Tumor entfernen durch

Operation

Mit einer Operation entfernt das medizinische Team den Tumor. Dazu müssen Sie in der Regel zwischen 5 bis 10 Tage ins Spital.

Die Operation machen Ärztinnen und Ärzte, die darauf spezialisiert sind. Sie heissen Viszeralchirurgen oder Viszeralchirurginnen und operieren die Organe im Bauchraum.

Das Ziel der Operation ist, dass der Tumor ganz aus dem Darm entfernt wird. Bei der Operation entfernen die Chirurginnen und Chirurgen auch einige Lymphknoten.

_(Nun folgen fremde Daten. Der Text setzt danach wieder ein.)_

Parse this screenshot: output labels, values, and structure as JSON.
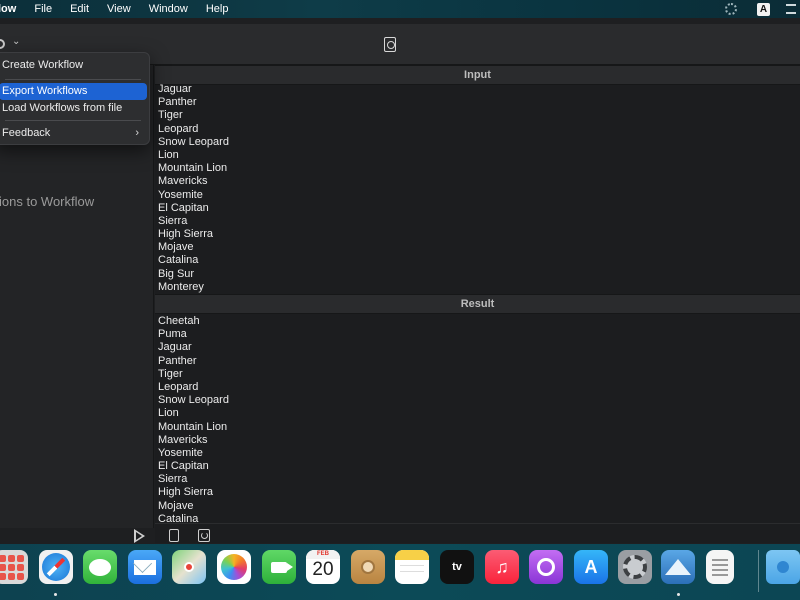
{
  "menubar": {
    "app_name": "low",
    "items": [
      "File",
      "Edit",
      "View",
      "Window",
      "Help"
    ],
    "input_indicator": "A"
  },
  "menu": {
    "items": [
      {
        "label": "Create Workflow"
      },
      {
        "label": "Export Workflows",
        "selected": true
      },
      {
        "label": "Load Workflows from file"
      },
      {
        "label": "Feedback",
        "has_submenu": true
      }
    ],
    "submenu_glyph": "›"
  },
  "sidebar": {
    "hint": "ions to Workflow"
  },
  "input": {
    "header": "Input",
    "items": [
      "Jaguar",
      "Panther",
      "Tiger",
      "Leopard",
      "Snow Leopard",
      "Lion",
      "Mountain Lion",
      "Mavericks",
      "Yosemite",
      "El Capitan",
      "Sierra",
      "High Sierra",
      "Mojave",
      "Catalina",
      "Big Sur",
      "Monterey"
    ]
  },
  "result": {
    "header": "Result",
    "items": [
      "Cheetah",
      "Puma",
      "Jaguar",
      "Panther",
      "Tiger",
      "Leopard",
      "Snow Leopard",
      "Lion",
      "Mountain Lion",
      "Mavericks",
      "Yosemite",
      "El Capitan",
      "Sierra",
      "High Sierra",
      "Mojave",
      "Catalina"
    ]
  },
  "toolbar": {
    "chevron": "⌄"
  },
  "dock": {
    "calendar_month": "FEB",
    "calendar_day": "20",
    "tv_label": "tv",
    "music_glyph": "♫",
    "appstore_glyph": "A"
  },
  "colors": {
    "menu_selection": "#1d63d3",
    "menubar_bg": "#0e3c48",
    "window_bg": "#1c1d1f"
  }
}
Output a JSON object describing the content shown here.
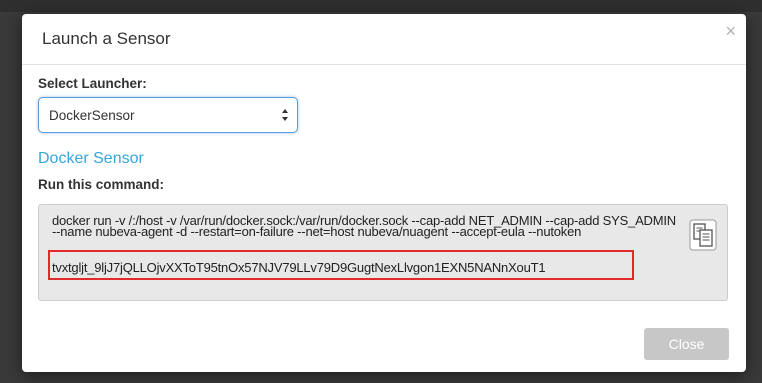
{
  "dialog": {
    "title": "Launch a Sensor",
    "close_icon": "×"
  },
  "launcher": {
    "label": "Select Launcher:",
    "selected": "DockerSensor"
  },
  "sensor": {
    "link_title": "Docker Sensor",
    "run_label": "Run this command:",
    "command_text": "docker run -v /:/host -v /var/run/docker.sock:/var/run/docker.sock --cap-add NET_ADMIN --cap-add SYS_ADMIN --name nubeva-agent -d --restart=on-failure --net=host nubeva/nuagent --accept-eula --nutoken",
    "token": "tvxtgljt_9ljJ7jQLLOjvXXToT95tnOx57NJV79LLv79D9GugtNexLlvgon1EXN5NANnXouT1",
    "copy_icon": "copy-clipboard-icon"
  },
  "footer": {
    "close_label": "Close"
  },
  "colors": {
    "link": "#35a7d8",
    "highlight": "#e32a2a",
    "select_focus": "#5b9dd9",
    "close_button": "#c7c7c7"
  }
}
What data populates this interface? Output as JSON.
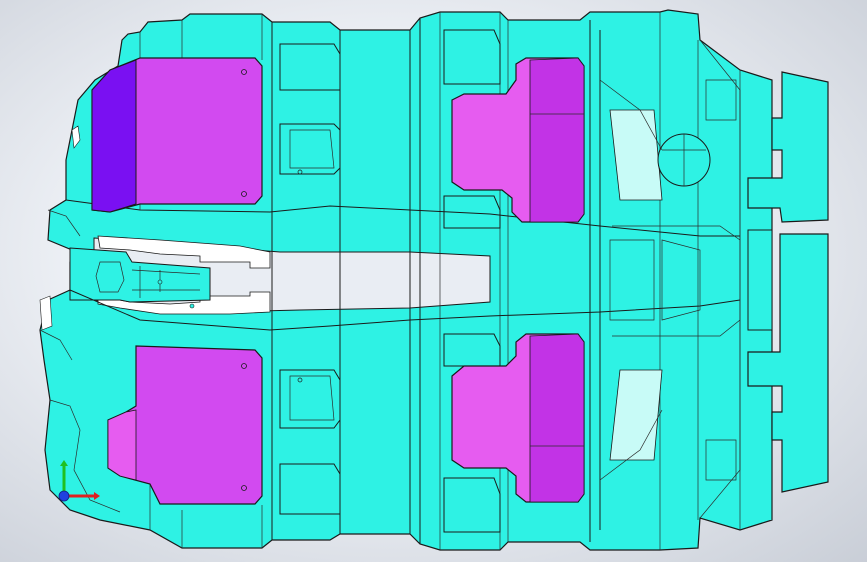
{
  "viewport": {
    "model_part": "floor-pan-assembly",
    "colors": {
      "body": "#2ef2e4",
      "body_shade": "#24d6cc",
      "body_light": "#c8fbf7",
      "pad_magenta": "#d24af0",
      "pad_violet": "#7a10f2",
      "pad_pink": "#e65cf0",
      "pad_edge": "#b230dc",
      "cutout_white": "#ffffff",
      "triad_x": "#e02020",
      "triad_y": "#20c020",
      "triad_z": "#2040e0"
    }
  },
  "triad": {
    "axes": [
      "x-axis",
      "y-axis",
      "z-axis"
    ]
  }
}
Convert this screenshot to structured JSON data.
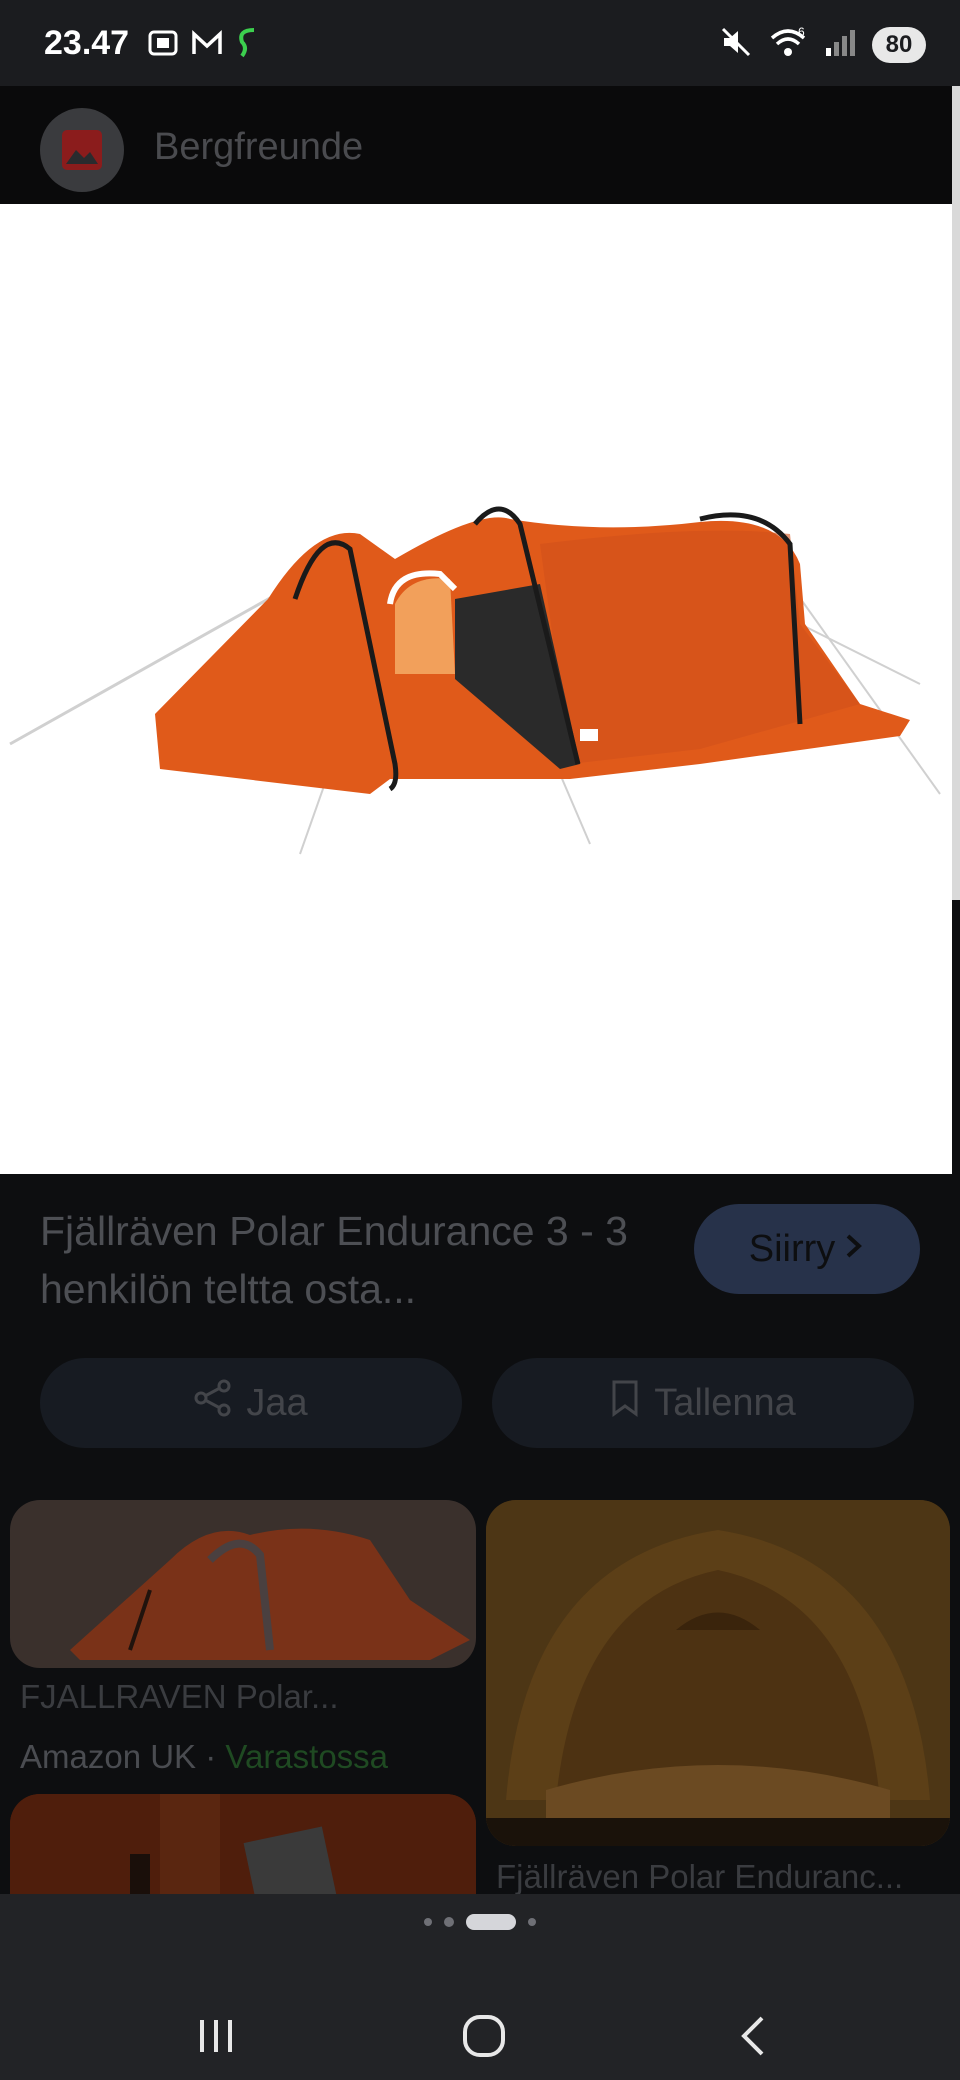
{
  "status_bar": {
    "time": "23.47",
    "battery": "80",
    "left_icons": [
      "screenshot-icon",
      "gmail-icon",
      "app-s-icon"
    ],
    "right_icons": [
      "mute-icon",
      "wifi-icon",
      "signal-icon",
      "battery-icon"
    ]
  },
  "viewer": {
    "source_name": "Bergfreunde",
    "image_alt_icon": "tent-product-image"
  },
  "product": {
    "title": "Fjällräven Polar Endurance 3 - 3 henkilön teltta osta...",
    "visit_label": "Siirry",
    "share_label": "Jaa",
    "save_label": "Tallenna"
  },
  "related": {
    "items": [
      {
        "title": "FJALLRAVEN Polar...",
        "source": "Amazon UK",
        "separator": " · ",
        "stock": "Varastossa"
      },
      {
        "title": "Fjällräven Polar Enduranc..."
      }
    ]
  },
  "navigation": {
    "page_count": 4,
    "active_page": 3,
    "buttons": [
      "recent-apps-icon",
      "home-icon",
      "back-icon"
    ]
  },
  "colors": {
    "tent_orange": "#e05a1a",
    "accent_green": "#1f4a22",
    "button_dark_blue": "#27324a"
  }
}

Oft können die Chirurginnen und Chirurgen mit der SchlüssellochTechnik operieren. Dabei machen sie mehrere kleine Schnitte in die Bauchdecke. Durch die Schnitte führen sie eine kleine Kamera und die chirurgischen Instrumente ein.

Diese Operationstechnik heisst auch Laparoskopie.

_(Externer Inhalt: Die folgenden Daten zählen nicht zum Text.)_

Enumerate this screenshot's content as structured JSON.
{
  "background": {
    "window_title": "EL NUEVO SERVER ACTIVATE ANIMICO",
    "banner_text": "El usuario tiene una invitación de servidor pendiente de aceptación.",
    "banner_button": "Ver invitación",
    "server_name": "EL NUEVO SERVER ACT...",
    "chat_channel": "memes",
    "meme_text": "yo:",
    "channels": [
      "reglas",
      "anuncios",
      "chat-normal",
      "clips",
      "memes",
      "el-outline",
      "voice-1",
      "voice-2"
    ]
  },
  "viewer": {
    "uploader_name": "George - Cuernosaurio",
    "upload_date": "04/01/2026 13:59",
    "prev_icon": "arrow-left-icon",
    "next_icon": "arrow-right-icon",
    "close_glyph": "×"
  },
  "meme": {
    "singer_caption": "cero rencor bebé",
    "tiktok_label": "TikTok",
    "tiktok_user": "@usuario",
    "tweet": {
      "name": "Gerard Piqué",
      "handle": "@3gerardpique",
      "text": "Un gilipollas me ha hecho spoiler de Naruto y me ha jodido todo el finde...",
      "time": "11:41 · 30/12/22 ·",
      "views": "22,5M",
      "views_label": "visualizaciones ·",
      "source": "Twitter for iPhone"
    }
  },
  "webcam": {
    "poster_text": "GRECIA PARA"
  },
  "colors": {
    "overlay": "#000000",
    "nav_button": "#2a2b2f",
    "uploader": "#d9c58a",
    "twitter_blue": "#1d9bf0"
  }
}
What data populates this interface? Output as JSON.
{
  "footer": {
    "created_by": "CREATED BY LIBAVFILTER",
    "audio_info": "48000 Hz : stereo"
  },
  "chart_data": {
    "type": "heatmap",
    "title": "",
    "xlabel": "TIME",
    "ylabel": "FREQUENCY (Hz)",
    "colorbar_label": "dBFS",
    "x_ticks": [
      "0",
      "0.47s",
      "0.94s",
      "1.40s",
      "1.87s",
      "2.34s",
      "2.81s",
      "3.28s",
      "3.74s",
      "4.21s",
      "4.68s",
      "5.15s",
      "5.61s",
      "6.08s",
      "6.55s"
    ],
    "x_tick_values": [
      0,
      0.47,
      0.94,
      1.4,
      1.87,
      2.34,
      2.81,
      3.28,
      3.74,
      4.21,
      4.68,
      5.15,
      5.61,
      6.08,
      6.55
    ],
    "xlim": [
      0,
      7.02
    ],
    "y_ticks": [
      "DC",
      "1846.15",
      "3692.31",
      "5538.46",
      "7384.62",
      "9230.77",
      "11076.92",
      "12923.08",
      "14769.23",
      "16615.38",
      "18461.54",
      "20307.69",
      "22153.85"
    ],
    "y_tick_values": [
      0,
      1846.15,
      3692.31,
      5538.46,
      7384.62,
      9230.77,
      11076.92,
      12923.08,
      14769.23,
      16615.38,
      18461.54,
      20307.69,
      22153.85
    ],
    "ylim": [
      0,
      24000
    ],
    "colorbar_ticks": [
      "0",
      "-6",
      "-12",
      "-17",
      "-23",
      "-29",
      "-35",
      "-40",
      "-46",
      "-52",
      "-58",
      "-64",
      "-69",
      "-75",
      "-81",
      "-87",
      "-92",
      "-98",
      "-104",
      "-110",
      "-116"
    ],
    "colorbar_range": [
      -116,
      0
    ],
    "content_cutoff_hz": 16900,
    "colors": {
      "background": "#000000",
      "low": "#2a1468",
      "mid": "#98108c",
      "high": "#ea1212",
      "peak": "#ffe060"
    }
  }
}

Die robotische Operation ist eine Weiterentwicklung der Laparoskopie. Bei ihr steuert die Chirurgin oder der Chirurg robotische Arme, die besonders filigrane Bewegungen machen und weitere technische Vorzüge haben.

Aber auch bei einer robotischen Operation operiert immer eine Chirugin oder ein Chirurg, und nie eine Maschine.

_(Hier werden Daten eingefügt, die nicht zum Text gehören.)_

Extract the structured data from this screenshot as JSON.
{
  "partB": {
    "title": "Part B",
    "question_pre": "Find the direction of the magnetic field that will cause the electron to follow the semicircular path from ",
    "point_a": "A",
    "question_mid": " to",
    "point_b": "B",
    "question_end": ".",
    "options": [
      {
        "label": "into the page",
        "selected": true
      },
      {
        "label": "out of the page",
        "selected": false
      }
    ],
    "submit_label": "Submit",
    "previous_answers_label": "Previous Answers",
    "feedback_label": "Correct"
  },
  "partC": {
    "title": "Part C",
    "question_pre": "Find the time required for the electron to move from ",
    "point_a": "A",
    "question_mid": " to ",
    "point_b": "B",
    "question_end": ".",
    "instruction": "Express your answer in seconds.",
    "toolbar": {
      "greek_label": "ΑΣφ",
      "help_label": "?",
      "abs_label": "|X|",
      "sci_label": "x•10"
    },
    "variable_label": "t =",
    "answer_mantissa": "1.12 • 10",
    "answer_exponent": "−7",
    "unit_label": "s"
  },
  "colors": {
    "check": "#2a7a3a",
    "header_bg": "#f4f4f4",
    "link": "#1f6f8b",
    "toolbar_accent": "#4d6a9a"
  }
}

Die Laparoskopie oder robotische Operation hat Vorteile für Sie:

• Sie haben nur kleine Narben auf dem Bauch.

• Sie erholen sich schneller als nach einem grossen Bauchschnitt.

• Die Chirurginnen und Chirurgen können damit genauso gut den Tumor entfernen.

Wenn bei Ihnen ein grosser Bauchschnitt notwendig ist, müssen Sie einige Tage länger im Spital bleiben. Sie brauchen dann etwas länger, um sich zu erholen.

Welche Beschwerden kann ich nach einer Operation bekommen?

Die Operationen kann bestimmte Reflexe benachbarter Nerven oder des Beckenbodens schwächen. Das kann dazu führen, dass Sie von Zeit zu Zeit einen ungewollten Abgang von Stuhl oder Harn haben. Dies bezeichnet man auch als Inkontinenz.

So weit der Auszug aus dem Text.